Прищуриваясь и хихикая, он осматривает рака, поворачивая перед глазами.
– Самочка! Шейкой троп-троп-троп… От, Серег, у тебя комарья на спине!.. – кричит дядя Викентий, убегая в кусты и снова возвращаясь.
Все это он делал с необыкновенной юношеской проворностью, заразительно хохоча.
– Ах, паскуда! – кричит он, взмахивая пальцем с висящей на нем клешней, как бельевой прищепкой. – Ах, паскудинка, их, лупоглаз усатый… Клешню оставил, а сам уходит, уходит!
Кто это сказал, что у рака будущее позади?
Я смотрю вокруг, на поля уже пали сумерки, травы потемнели, стали влажными, пахучими, холодными.

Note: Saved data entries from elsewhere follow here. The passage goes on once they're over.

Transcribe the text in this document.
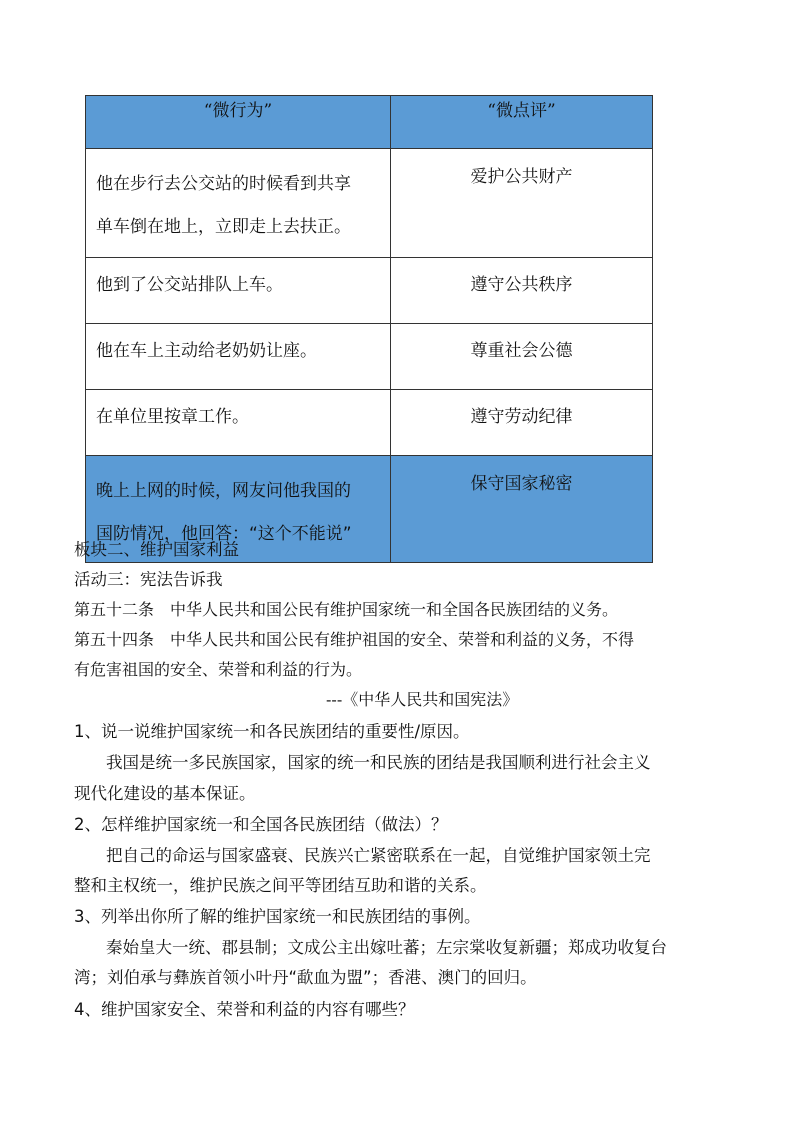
“微行为”	“微点评”

他在步行去公交站的时候看到共享
单车倒在地上，立即走上去扶正。	爱护公共财产
他到了公交站排队上车。	遵守公共秩序
他在车上主动给老奶奶让座。	尊重社会公德
在单位里按章工作。	遵守劳动纪律

晚上上网的时候，网友问他我国的
国防情况，他回答：“这个不能说”	保守国家秘密
板块二、维护国家利益
活动三：宪法告诉我
第五十二条　中华人民共和国公民有维护国家统一和全国各民族团结的义务。
第五十四条　中华人民共和国公民有维护祖国的安全、荣誉和利益的义务，不得
有危害祖国的安全、荣誉和利益的行为。
---《中华人民共和国宪法》
1、说一说维护国家统一和各民族团结的重要性/原因。
我国是统一多民族国家，国家的统一和民族的团结是我国顺利进行社会主义
现代化建设的基本保证。
2、怎样维护国家统一和全国各民族团结（做法）？
把自己的命运与国家盛衰、民族兴亡紧密联系在一起，自觉维护国家领土完
整和主权统一，维护民族之间平等团结互助和谐的关系。
3、列举出你所了解的维护国家统一和民族团结的事例。
秦始皇大一统、郡县制；文成公主出嫁吐蕃；左宗棠收复新疆；郑成功收复台
湾；刘伯承与彝族首领小叶丹“歃血为盟”；香港、澳门的回归。
4、维护国家安全、荣誉和利益的内容有哪些？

– Смени ногу, Серег! – кричит дядя Викентий. – Вылазь!
– Я вылазю, – отвечает отец.
– Давай, а то конца не будет.
– Вылазю, – говорит отец, уходя по речке все дальше и дальше.

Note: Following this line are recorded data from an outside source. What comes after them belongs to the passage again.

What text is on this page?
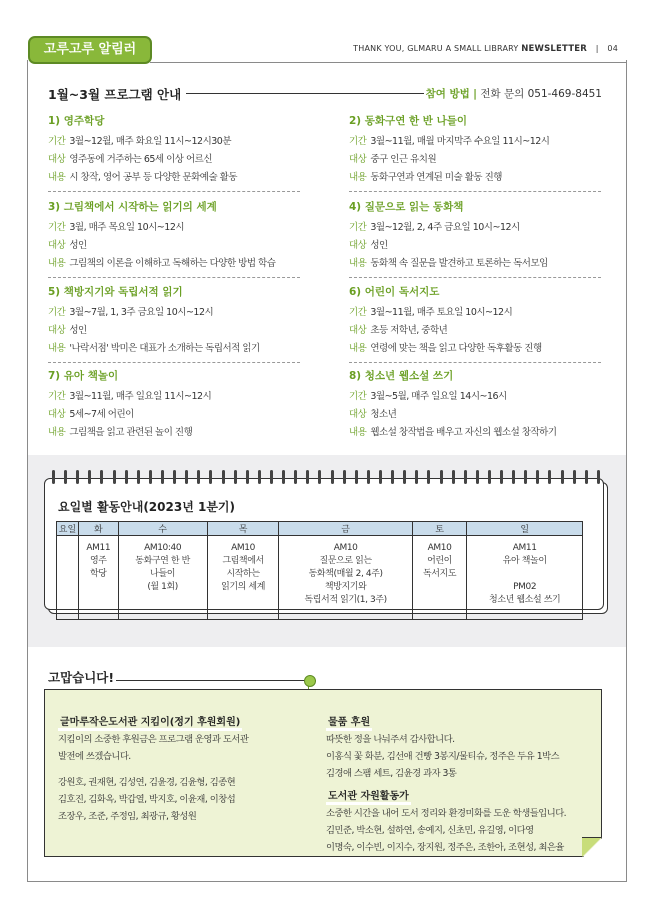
고루고루 알림러	THANK YOU, GLMARU A SMALL LIBRARY NEWSLETTER | 04
1월~3월 프로그램 안내	참여 방법 | 전화 문의 051-469-8451
1) 영주학당
기간 3월~12월, 매주 화요일 11시~12시30분
대상 영주동에 거주하는 65세 이상 어르신
내용 시 창작, 영어 공부 등 다양한 문화예술 활동
2) 동화구연 한 반 나들이
기간 3월~11월, 매월 마지막주 수요일 11시~12시
대상 중구 인근 유치원
내용 동화구연과 연계된 미술 활동 진행
3) 그림책에서 시작하는 읽기의 세계
기간 3월, 매주 목요일 10시~12시
대상 성인
내용 그림책의 이론을 이해하고 독해하는 다양한 방법 학습
4) 질문으로 읽는 동화책
기간 3월~12월, 2, 4주 금요일 10시~12시
대상 성인
내용 동화책 속 질문을 발견하고 토론하는 독서모임
5) 책방지기와 독립서적 읽기
기간 3월~7월, 1, 3주 금요일 10시~12시
대상 성인
내용 '나락서점' 박미은 대표가 소개하는 독립서적 읽기
6) 어린이 독서지도
기간 3월~11월, 매주 토요일 10시~12시
대상 초등 저학년, 중학년
내용 연령에 맞는 책을 읽고 다양한 독후활동 진행
7) 유아 책놀이
기간 3월~11월, 매주 일요일 11시~12시
대상 5세~7세 어린이
내용 그림책을 읽고 관련된 놀이 진행
8) 청소년 웹소설 쓰기
기간 3월~5월, 매주 일요일 14시~16시
대상 청소년
내용 웹소설 창작법을 배우고 자신의 웹소설 창작하기
요일별 활동안내(2023년 1분기)
요일	화	수	목	금	토	일
	AM11
영주
학당	AM10:40
동화구연 한 반
나들이
(월 1회)	AM10
그림책에서
시작하는
읽기의 세계	AM10
질문으로 읽는
동화책(매월 2, 4주)
책방지기와
독립서적 읽기(1, 3주)	AM10
어린이
독서지도	AM11
유아 책놀이

PM02
청소년 웹소설 쓰기
고맙습니다!
글마루작은도서관 지킴이(정기 후원회원)
지킴이의 소중한 후원금은 프로그램 운영과 도서관
발전에 쓰겠습니다.
강원호, 권재현, 김성연, 김윤경, 김윤형, 김종현
김호진, 김화옥, 박갑열, 박지호, 이윤재, 이창섭
조장우, 조준, 주정임, 최광규, 황성원
물품 후원
따뜻한 정을 나눠주셔 감사합니다.
이홍식 꽃 화분, 김선애 건빵 3봉지/물티슈, 정주은 두유 1박스
김경애 스팸 세트, 김윤경 과자 3통
도서관 자원활동가
소중한 시간을 내어 도서 정리와 환경미화를 도운 학생들입니다.
김민준, 박소현, 설하연, 송예지, 신초민, 유길영, 이다영
이명숙, 이수빈, 이지수, 장지원, 정주은, 조한아, 조현성, 최은율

– А то всех соберешь, на развод не оставишь…
Дядя Викентий торопит, не желая, чтобы отец скорее вылезал, не укоряя. По привычке. И отец по привычке отвечает, зная, что не вылезет сейчас и никто не сможет ему помешать испытать свое головокружительное счастье до конца. Пока сам не почувствует: все. На сегодня все. Невмочь. Но завтра-то, как только рассветет…
Он наконец выскакивает, мокрый, дрожащий весь то ли от холода, то ли от пережитого забвения и радости. Обтирая тело, вздрагивая от хохота, приговаривая: «Ей вы, нули, что заснули!..» И ворошит в ведерке раков, которые сцепились, едва шевелятся, стараясь оборвать друг у друга клешни. Торопливо одеваясь и приплясывая на одной ноге, отец рассказывает, как в дореволюционные времена приехал к ним рачница, поставил мужикам два ведра водки и велел нести всех раков к нему: скупать будет. Не успели мужики порадоваться, как появился второй рачница и тоже стал поить мужиков, а за раков предложил цену вдвое выше. Тут они между собой перегрызлись, и первый со зла возьми да от мельницы и пусти по течению какую-то отраву, вроде бы аммиак. Вся речка Свиная враз побелела, раков дохлых несло. «Косить можно было», – подтвердил дядя Викентий. Целые сутки несло их, а потом долго не было в речке раков, пока не развелись снова. И каждая баба умеет тут их ловить по норам.
Обретая голос и спокойствие, отец вспоминает про какой-то «солохинский вир», где они брали налима, про «щупаков», как они тут называют щук. Мы идем обратно. Над нами светят первые звезды, голубеет за кустами запад, доносится лай собак.